To correlate any callback you receive in this manner to the request that generated it, we recommend including a correlation ID of somekind in the webhook URL you specify.

Upon receiving a callback from RingCentral, please respond with an HTTP status code of 200 to acknowledge receipt. Replying with any other HTTP status code will signal to RingCentral to attempt re-delivery.
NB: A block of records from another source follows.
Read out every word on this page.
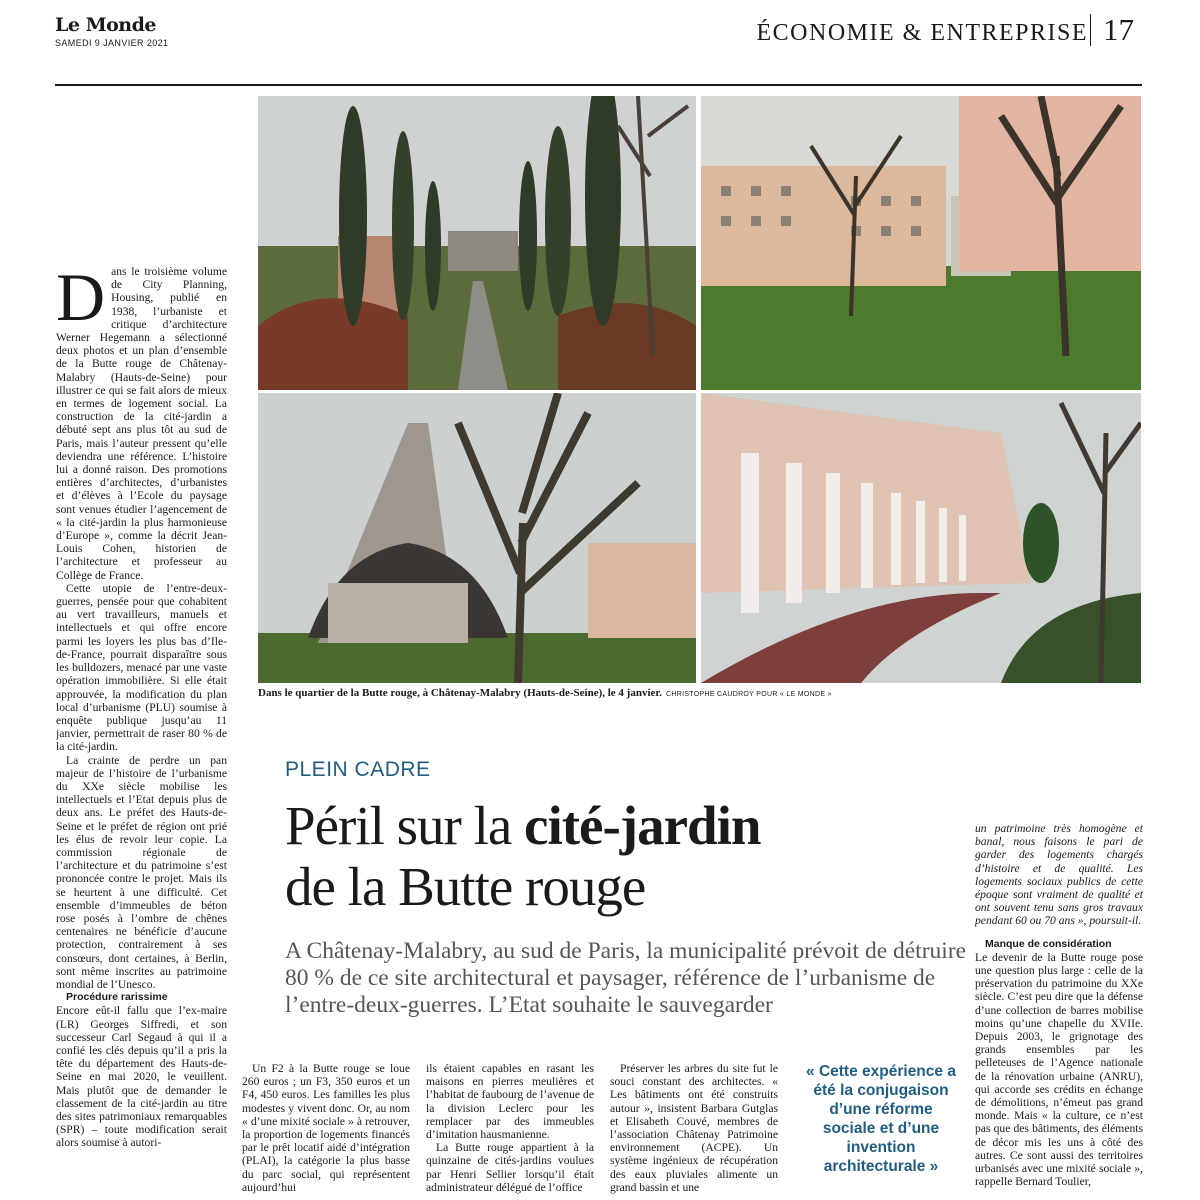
Le Monde
SAMEDI 9 JANVIER 2021	ÉCONOMIE & ENTREPRISE 17
Dans le quartier de la Butte rouge, à Châtenay-Malabry (Hauts-de-Seine), le 4 janvier. CHRISTOPHE CAUDROY POUR « LE MONDE »

Dans le troisième volume de City Planning, Housing, publié en 1938, l’urbaniste et critique d’architecture Werner Hegemann a sélectionné deux photos et un plan d’ensemble de la Butte rouge de Châtenay-Malabry (Hauts-de-Seine) pour illustrer ce qui se fait alors de mieux en termes de logement social. La construction de la cité-jardin a débuté sept ans plus tôt au sud de Paris, mais l’auteur pressent qu’elle deviendra une référence. L’histoire lui a donné raison. Des promotions entières d’architectes, d’urbanistes et d’élèves à l’Ecole du paysage sont venues étudier l’agencement de « la cité-jardin la plus harmonieuse d’Europe », comme la décrit Jean-Louis Cohen, historien de l’architecture et professeur au Collège de France.

Cette utopie de l’entre-deux-guerres, pensée pour que cohabitent au vert travailleurs, manuels et intellectuels et qui offre encore parmi les loyers les plus bas d’Ile-de-France, pourrait disparaître sous les bulldozers, menacé par une vaste opération immobilière. Si elle était approuvée, la modification du plan local d’urbanisme (PLU) soumise à enquête publique jusqu’au 11 janvier, permettrait de raser 80 % de la cité-jardin.

La crainte de perdre un pan majeur de l’histoire de l’urbanisme du XXe siècle mobilise les intellectuels et l’Etat depuis plus de deux ans. Le préfet des Hauts-de-Seine et le préfet de région ont prié les élus de revoir leur copie. La commission régionale de l’architecture et du patrimoine s’est prononcée contre le projet. Mais ils se heurtent à une difficulté. Cet ensemble d’immeubles de béton rose posés à l’ombre de chênes centenaires ne bénéficie d’aucune protection, contrairement à ses consœurs, dont certaines, à Berlin, sont même inscrites au patrimoine mondial de l’Unesco.

Procédure rarissime

Encore eût-il fallu que l’ex-maire (LR) Georges Siffredi, et son successeur Carl Segaud à qui il a confié les clés depuis qu’il a pris la tête du département des Hauts-de-Seine en mai 2020, le veuillent. Mais plutôt que de demander le classement de la cité-jardin au titre des sites patrimoniaux remarquables (SPR) – toute modification serait alors soumise à autori-

PLEIN CADRE
Péril sur la cité-jardin
de la Butte rouge
A Châtenay-Malabry, au sud de Paris, la municipalité prévoit de détruire 80 % de ce site architectural et paysager, référence de l’urbanisme de l’entre-deux-guerres. L’Etat souhaite le sauvegarder

Un F2 à la Butte rouge se loue 260 euros ; un F3, 350 euros et un F4, 450 euros. Les familles les plus modestes y vivent donc. Or, au nom « d’une mixité sociale » à retrouver, la proportion de logements financés par le prêt locatif aidé d’intégration (PLAI), la catégorie la plus basse du parc social, qui représentent aujourd’hui

ils étaient capables en rasant les maisons en pierres meulières et l’habitat de faubourg de l’avenue de la division Leclerc pour les remplacer par des immeubles d’imitation hausmanienne.

La Butte rouge appartient à la quinzaine de cités-jardins voulues par Henri Sellier lorsqu’il était administrateur délégué de l’office

Préserver les arbres du site fut le souci constant des architectes. « Les bâtiments ont été construits autour », insistent Barbara Gutglas et Elisabeth Couvé, membres de l’association Châtenay Patrimoine environnement (ACPE). Un système ingénieux de récupération des eaux pluviales alimente un grand bassin et une

« Cette expérience a été la conjugaison d’une réforme sociale et d’une invention architecturale »

un patrimoine très homogène et banal, nous faisons le pari de garder des logements chargés d’histoire et de qualité. Les logements sociaux publics de cette époque sont vraiment de qualité et ont souvent tenu sans gros travaux pendant 60 ou 70 ans », poursuit-il.

Manque de considération

Le devenir de la Butte rouge pose une question plus large : celle de la préservation du patrimoine du XXe siècle. C’est peu dire que la défense d’une collection de barres mobilise moins qu’une chapelle du XVIIe. Depuis 2003, le grignotage des grands ensembles par les pelleteuses de l’Agence nationale de la rénovation urbaine (ANRU), qui accorde ses crédits en échange de démolitions, n’émeut pas grand monde. Mais « la culture, ce n’est pas que des bâtiments, des éléments de décor mis les uns à côté des autres. Ce sont aussi des territoires urbanisés avec une mixité sociale », rappelle Bernard Toulier,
RingCentral will attempt to redeliver callbacks up to five times with an exponential backoff.

What can affect the processing time of a media file?

When considering when to engage a Artificial Intelligence API asynchronously, consider the following factors that could impact the processing time of your request.

  • The relative geographic location of the API caller compared to the RingCentral Platform server
  • Network infrastructure e.g. speed, load
  • The size of the request payload, e.g. the duration of audio file
  • The number of jobs in the RingCentral Platform processing queue

Supported audio formats

RingCentral supports various audio formats for ease of integration. We support all audio types supported by ffmpeg, including but not limited to the following:

  • AAC
  • MP3, MP4, MPA
  • MOV
  • Mulaw
  • PCM (signed/unsigned) (8/16/32/64 bit) (big/little endian)
  • WAV
  • WMV (Windows Media Video)

What languages are supported for media input? i.e English, German, Spanish?

Speaker identification itself is language-agnostic, but for all other APIs we currently only support English. Support for other languages is planned prior to the end of our beta period.

What is speaker enrollment, and how does it work?

Speaker enrollment is the process by which identities are associated with a voice or accoustic signature. This ultimately allows for RingCentral to identify who is speaking, and pass that identity information on its reports.

Tips on how to get the best results from media files

  1. Do not process or alter media files. It is recommended to pass audio and media content in its original format, without processing it or modifying in any way. Changes such as encoding, up-sampling, down-sampling, and automatic gain control (AGC) will impact the accuracy of the results you will receive.

  2. Store media data in a lossless format. Lossy audio will have a negative impact on the accuracy of the API.

  3. Transmit multiple audio channels. Allow RingCentral to downmix audio channels into a single channel during its transcoding process so that it can leverage channel segmentation in its analysis.